How is the text sent? Enter Proteus. No, not the sea god from Greek mythology or the microscopic submarine in the film Fantastic Voyage. This tiny sensor can be embedded in pills and then swallowed. Developed by Proteus Digital Health, the sensor is activated and powered by the hydrochloric acid, potassium chloride, and sodium chloride that form stomach acid (Fig. 1).
When certain dissimilar elements are immersed or embedded in an ionic solution, they create power. Proteus Digital Health has taken two fundamental and required dietary elements, copper and magnesium, and embedded them in a tiny sensor that is less than 1 mm square.
After the pill is ingested, the stomach acid acts as the ionic fluid. This creates sufficient power for the sensor to link with and communicate to an adhesive patch worn by the patient.
The patch communicates all the patient’s data to a server that then can be accessed by phone, tablet, or PC by medical professionals or designated members of the patient’s family. The data will include a description of the medicine taken, the dosage, and what batch it was issued from.
The system also can analyze what effects the medicine is having—or, in some cases, not having—whether it’s been prescribed at the right dosage, or if it simply isn’t working. This information can be crucial for people who have cardiac conditions or diabetes, significantly reducing healthcare costs and possibly saving lives.
Getting Turned On
The Massachusetts Institute of Technology has created a computerized contraceptive chip that can be implanted below the skin. Women can wirelessly activate it or deactivate it for up to 16 years, giving them convenient control over when they attempt to conceive.
About the size of a thumbnail, the chip releases a small dose of the hormone levonorgestrel, which is commonly used as an oral contraception. The levonorgestrel is held within the device in minute compartments and kept in place by a thin platinum and titanium seal. A small electrical charge melts the seal to release a 30-µg dose into the woman’s body automatically and daily unless the chip is deactivated (Fig. 2).
While this on-off facility is very convenient, it does raise concerns about system security, i.e., could somebody else turn the system off? Could it become a target for hacking pranksters?
Not surprisingly, the developers insist the system is secure thanks to its algorithms and data encryption.
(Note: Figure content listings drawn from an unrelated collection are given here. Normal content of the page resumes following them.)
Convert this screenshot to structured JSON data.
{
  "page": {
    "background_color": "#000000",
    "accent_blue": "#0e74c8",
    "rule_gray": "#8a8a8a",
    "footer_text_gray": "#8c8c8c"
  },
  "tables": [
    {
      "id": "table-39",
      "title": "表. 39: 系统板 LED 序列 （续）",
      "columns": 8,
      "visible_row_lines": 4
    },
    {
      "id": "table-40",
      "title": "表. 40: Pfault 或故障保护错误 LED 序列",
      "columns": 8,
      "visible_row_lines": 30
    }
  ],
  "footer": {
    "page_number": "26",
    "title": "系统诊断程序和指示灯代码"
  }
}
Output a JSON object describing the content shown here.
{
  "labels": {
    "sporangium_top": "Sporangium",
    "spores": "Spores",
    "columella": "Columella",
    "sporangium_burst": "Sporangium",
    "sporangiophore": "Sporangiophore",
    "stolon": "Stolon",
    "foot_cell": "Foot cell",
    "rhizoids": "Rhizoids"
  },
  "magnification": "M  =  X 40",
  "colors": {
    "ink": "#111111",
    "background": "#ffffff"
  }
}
Also, communication has to occur at skin level, further preventing inadvertent or pernicious interference.
But how reliable will the device be in mechanical terms? Currently, no studies can emulate what 16 years of being housed in the human body might do to the chip. Plus, 16 years equals 5840 daily doses of levonorgestrel, and that’s a lot of operations that have to consistently and accurately maintain 30-µg doses.